I refer to the call embedded in the article titled, ‘Guyana needs a new political party –Ramkarran’ (SN, Jan 15). On the face of it, and as an abstraction, I would readily agree. I would add a new political party each for youths, for women, or for indigenous peoples. I think that all of this would throw the power field and apparatus wide open. But even as I say this, I must ask: to what avail?
There have been oceans of ink spilled to identify, pulverize, scorn, and condemn the divisions, history, and political culture and results in this society. It is the same story as to who has been exploited in one way or another for generations. The racial old-timers, racial hardliners, and racial extremists have all been trashed and ridiculed for their Neanderthal mentalities and unreconstructed bigotry. It is the same bigotry (albeit subtly) that today saturates the political thinking, arena, and pursuits at the local level. When push comes to shove the moderates and centrists, the progressives and renaissance people all seem to either vanish or find seamless cover within the tribal fold. This has all devastated, and forever it seems.

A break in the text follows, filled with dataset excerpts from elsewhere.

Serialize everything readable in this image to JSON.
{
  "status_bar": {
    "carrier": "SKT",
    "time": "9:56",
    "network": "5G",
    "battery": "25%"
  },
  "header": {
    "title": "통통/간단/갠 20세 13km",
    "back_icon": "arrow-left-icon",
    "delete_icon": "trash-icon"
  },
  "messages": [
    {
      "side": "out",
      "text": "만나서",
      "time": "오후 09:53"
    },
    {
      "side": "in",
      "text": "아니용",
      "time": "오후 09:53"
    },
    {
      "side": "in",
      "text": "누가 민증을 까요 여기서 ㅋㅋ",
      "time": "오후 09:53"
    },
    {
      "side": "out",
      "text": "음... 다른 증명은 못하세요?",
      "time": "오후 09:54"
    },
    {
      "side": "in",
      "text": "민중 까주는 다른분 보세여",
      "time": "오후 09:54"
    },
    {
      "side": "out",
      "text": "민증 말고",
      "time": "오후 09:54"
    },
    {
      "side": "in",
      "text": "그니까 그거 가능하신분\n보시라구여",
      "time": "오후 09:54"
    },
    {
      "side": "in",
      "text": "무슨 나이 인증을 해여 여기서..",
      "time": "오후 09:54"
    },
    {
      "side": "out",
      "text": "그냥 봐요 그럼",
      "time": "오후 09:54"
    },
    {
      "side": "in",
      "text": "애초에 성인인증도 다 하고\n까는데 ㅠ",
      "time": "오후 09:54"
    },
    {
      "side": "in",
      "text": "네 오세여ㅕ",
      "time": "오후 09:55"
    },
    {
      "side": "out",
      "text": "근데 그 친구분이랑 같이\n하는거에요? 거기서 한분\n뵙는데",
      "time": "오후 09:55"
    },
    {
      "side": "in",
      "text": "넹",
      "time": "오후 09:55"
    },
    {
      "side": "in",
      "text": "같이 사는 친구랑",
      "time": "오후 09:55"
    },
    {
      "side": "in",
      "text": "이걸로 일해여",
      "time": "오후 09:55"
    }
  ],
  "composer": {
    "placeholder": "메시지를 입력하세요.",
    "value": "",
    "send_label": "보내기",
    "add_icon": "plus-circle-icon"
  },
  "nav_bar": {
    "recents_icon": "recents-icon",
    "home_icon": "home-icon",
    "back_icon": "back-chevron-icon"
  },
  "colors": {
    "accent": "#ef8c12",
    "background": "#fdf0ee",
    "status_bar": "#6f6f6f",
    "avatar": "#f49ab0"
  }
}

This is what has happened time and again. It is what occurred in May 2015, and was part of the fevered run-up to that fateful date. The distinctive political disfigurations that have marred the political face, political ideals, and political progress of this nation all followed the tried and trusted patterns, where things then coalesced into the solidity of immovable camps. With a few bold exceptions, fewer were willing to abandon the racial tent and racial nest. This included those now stirred nobly into thinking about the formation and arrival of a new party. And since May 2015, I submit that the racial antagonisms have only become more bitter, and more pronounced. Again, I ask: to what avail, given this hard immovable context?
Put another way, Guyanese citizens and voters (inclusive of potentially new Guyanese political leaders) did not discard the racial baggage that has always been an integral aspect of their upbringing, alliances, and history. Great difficulty was found to think independently, to act unilaterally, or to believe powerfully in something else, in something alien to the soggy groggy outlook of the usual Guyanese mind. So, in the face of a damnable Hobson’s choice, there was no breaking away from the racial quagmire to stand on own, to separate from the old, or to strive for the fresh and new and different. It was race-based voting, as usual. It was the comforting clinging to the norms inculcated by heritage, environment, and arguably, self-generated individual prejudices. Unsurprisingly, things distilled to same ole, same ole, and nothing more. For the third time, I ask about a new political party: to what avail, in view of this hard immovable context?
While I believe that there are those who are intrepid enough and authentically altruistic enough to venture into the trackless political desert, they are too few, too lonely, and too overawed by the magnitude of what challenges the soul. Though I am intrigued by the idea of a new political party, I believe that (for all of the above reasons) such would amount to a mere conduit for the perpetuation of that which has emasculated the rugged individuality called for, as well as disemboweled the requisite ethos. Domestic history has taught that all too easily Guyanese resort to form and to kind. They are fearful of the unknown; overwhelmed by roots, and that is a part of the unyielding pathos of this scorched land.
None of this is comforting. And when the political hegemons sit up and take stock of any incoming new threats, they will either gobble them up or subvert them, and ultimately derail them. I wish I had a more positive position on this well-meaning call. I can’t; not given ancient and modern Guyanese history.